Aynı sırada Ayhan Işık'ın doğduğu evi görürsünüz…

Kestelli Yokuşu'ndaki Yusuf Rıza'da ilkokulu tamamladı…

Ardından İzmir Koleji…

***

Karşıdaki komşu Yalı'dan yükselen piyano nağmeleri…

Hayatının akışını değiştirdi…

O yalıda…

İzmir'in ilk matbaacılarından Fazıl Baskın ve ailesi yaşıyordu…

Bir dönemin piyano ustası Feyzi Aslangil

Baskın Ailesi'ne sık sık konuk gelir, piyano çalardı…

Müzik aşkı ağır bastı, ders almaya başladı…

İlahi bir olay gibi…

Belki de, müziğin kaderini etkileyeceğini anlamıştı…

19 yaşında…

Bıyıkları yeni terlerken…

'Ver elini İstanbul…' dedi, İktisat Fakültesi'ne kayıt oldu…

***

Kimsenin yapmadığı / yapamadığı bi'şeyi yapmak istiyordu…

Hem piyano çalacak, hem duygu yüklü şarkılar söyleyecekti…

Başardı mı?

Hem de nasıl…

'Piyanist Şantör' modasının kapısını araladı…

Bu alanda 'ilk' oldu ve zirvede hep 'tek' kaldı…

***

22 yaşındaydı; ilk büyük acıyı, babasını kaybedince yaşadı…

Rahmetli, ciddi bir borç bırakmıştı…

Para kazanması gerekiyordu; üniversite eğitimini bıraktı…

Pavyonlarda çalışmaya başladı…

Gece kulübü müzisyenliğine şaşı bakanlara…

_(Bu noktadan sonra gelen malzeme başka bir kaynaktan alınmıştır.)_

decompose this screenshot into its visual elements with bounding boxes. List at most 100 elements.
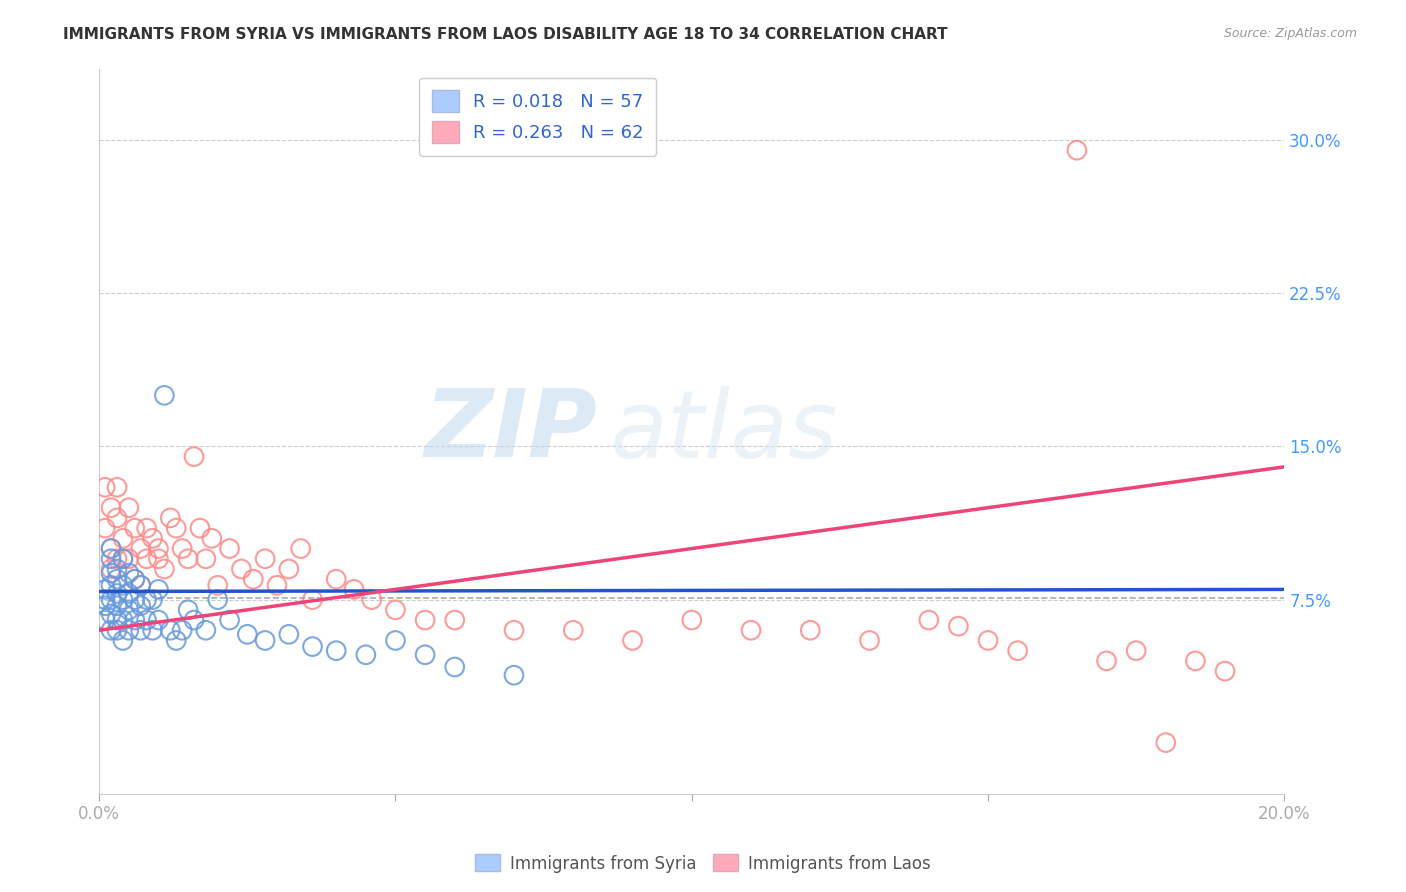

Gereken cevabı sahnede verdi; alkışların en büyüğünü topladı…

***

İki yıl sonra…

Hürriyet Gazetesi'nin düzenlediği 'Altın Mikrofon Yarışması' ile…

Resmen patladı…

'Sandığımı Açamadım' şarkısı dillerde marş oldu…

Kendi adına kurduğu orkestrada…

Okay Temiz ve Esin Engin gibi, özel sanatçılarla çalıştı…

Ülkü Aker, çok yakın dostuydu…

O'nun popüler yabancı şarkılara yazdığı Türkçe sözlerle…

Yıllarca 'bir numara' olarak kaldı ve anıldı…

***

İstanbul Hilton Oteli'nde, orkestrasıyla birlikte…

Sosyete düğünlerinde…

Göbek havası çalıp, söyleyen ilk şarkıcı olarak tarihe geçti…

Ekmek teknesi piyanoya paralar yağmaya başlamıştı…

O günden sonra, kendisini tanıyanlar için…

Artık bir 'eğlendirici piyanist' hüviyeti can bulmaya başlamıştı…

Ama…

Gönlünden geçen unvan o değildi…

Bir gün, onu da tarif etti:

'Hiçbirimiz Fazıl Say değiliz, ama yarattığı iş gücü, keşfettiğim müziğin, açtığım yolun ciddi bir ekonomik geri dönüşüdür… Bana piyanist denmesinden çok (iyi yorumcu) denmesini arzu ederim...'

***

Tam 50 yıl piyanosunun başından kalkmadı…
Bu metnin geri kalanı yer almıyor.